En un avance médico que promete transformar radicalmente la cardiología moderna, un equipo internacional de bioingenieros y cirujanos cardiovasculares presentó con éxito el desarrollo del primer corazón mecánico totalmente autónomo y biocompatible, diseñado no como un puente temporal para pacientes en lista de espera, sino como una alternativa definitiva que elimina la necesidad de un trasplante biológico.
¿Cómo funciona este dispositivo revolucionario?
A diferencia de los corazones artificiales tradicionales o los dispositivos de asistencia ventricular (VAD) que requieren grandes consolas externas de poder y baterías pesadas atadas al paciente, este nuevo sistema destaca por su diseño compacto, su biocompatibilidad avanzada y su innovador mecanismo de propulsión.
- Biomateriales y hemodinámica: El dispositivo está fabricado con polímeros elastoméricos de última generación y recubrimientos especiales de células endoteliales que imitan la elasticidad y la textura del tejido cardíaco natural, evitando la formación de coágulos sanguíneos y la necesidad de administrar anticoagulantes agresivos de por vida.
- Latido autónomo y autorregulación: Utiliza un sistema biónico de microactuadores neumáticos y eléctricos de bajo consumo que replican el movimiento peristáltico y la contracción rítmica natural de los ventrículos, adaptando el flujo sanguíneo de manera automática según la actividad física del paciente (reposo, caminata o esfuerzo).

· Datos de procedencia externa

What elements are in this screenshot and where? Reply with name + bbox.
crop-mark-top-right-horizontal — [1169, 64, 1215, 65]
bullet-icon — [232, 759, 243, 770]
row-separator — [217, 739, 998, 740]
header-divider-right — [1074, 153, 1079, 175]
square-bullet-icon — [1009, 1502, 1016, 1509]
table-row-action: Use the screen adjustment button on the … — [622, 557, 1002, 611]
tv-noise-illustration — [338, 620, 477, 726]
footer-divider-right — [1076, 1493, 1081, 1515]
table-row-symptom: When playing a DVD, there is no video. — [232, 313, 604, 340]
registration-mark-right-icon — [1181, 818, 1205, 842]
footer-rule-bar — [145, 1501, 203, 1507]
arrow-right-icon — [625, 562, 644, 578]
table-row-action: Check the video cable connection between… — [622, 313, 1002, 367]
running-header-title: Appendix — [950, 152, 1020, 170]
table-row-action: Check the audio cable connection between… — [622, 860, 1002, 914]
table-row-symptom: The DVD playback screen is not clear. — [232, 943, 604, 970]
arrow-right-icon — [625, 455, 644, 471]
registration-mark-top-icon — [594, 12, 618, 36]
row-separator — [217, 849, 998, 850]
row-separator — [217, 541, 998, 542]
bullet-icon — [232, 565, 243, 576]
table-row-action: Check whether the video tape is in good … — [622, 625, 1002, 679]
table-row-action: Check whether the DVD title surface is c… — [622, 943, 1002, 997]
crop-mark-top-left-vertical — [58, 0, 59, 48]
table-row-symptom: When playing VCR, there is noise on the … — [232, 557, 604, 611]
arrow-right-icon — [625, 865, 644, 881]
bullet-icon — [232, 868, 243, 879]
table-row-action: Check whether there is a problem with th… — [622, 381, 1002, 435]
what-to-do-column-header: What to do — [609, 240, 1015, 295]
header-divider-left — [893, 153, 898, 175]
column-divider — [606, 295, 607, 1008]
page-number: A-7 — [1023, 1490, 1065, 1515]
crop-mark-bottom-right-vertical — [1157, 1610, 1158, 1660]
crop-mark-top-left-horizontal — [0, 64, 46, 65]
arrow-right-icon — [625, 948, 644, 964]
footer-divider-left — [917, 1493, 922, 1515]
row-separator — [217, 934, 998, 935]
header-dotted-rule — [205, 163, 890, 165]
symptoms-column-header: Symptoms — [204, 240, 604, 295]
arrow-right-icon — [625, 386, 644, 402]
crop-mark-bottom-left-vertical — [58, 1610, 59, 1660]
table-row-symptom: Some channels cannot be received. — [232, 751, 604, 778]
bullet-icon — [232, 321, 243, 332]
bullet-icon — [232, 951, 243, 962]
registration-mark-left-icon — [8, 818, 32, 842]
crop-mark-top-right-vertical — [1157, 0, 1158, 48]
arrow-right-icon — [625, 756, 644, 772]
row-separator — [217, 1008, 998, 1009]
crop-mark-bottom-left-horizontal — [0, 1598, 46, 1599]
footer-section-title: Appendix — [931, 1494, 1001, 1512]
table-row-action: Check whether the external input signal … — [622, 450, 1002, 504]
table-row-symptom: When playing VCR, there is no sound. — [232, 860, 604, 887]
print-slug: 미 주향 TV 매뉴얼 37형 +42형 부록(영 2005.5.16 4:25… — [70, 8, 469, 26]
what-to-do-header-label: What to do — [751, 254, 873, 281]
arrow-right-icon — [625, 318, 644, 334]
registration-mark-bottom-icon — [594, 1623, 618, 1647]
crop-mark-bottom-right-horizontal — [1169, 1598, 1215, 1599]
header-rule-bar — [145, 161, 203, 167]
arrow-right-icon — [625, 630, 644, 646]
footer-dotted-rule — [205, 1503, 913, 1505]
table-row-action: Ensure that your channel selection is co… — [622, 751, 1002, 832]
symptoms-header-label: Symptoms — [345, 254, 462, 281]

El impacto en la medicina y el futuro de los pacientes
Las enfermedades cardiovasculares continúan siendo la principal causa de muerte a nivel mundial, y la escasez crónica de donantes de órganos condena cada año a miles de pacientes con insuficiencia cardíaca terminal.
Los ensayos preclínicos iniciales, publicados en revistas científicas de alto impacto, han demostrado que el dispositivo es capaz de mantener una circulación sanguínea estable y eficiente durante largos períodos en modelos animales, con un desgaste mínimo de los componentes mecánicos.
El siguiente paso para el consorcio científico consistirá en iniciar la fase de ensayos clínicos en humanos bajo estrictas autorizaciones internacionales, con la mira puesta en ofrecer una esperanza real de vida a millones de personas cuyas opciones terapéuticas actuales son sumamente limitadas.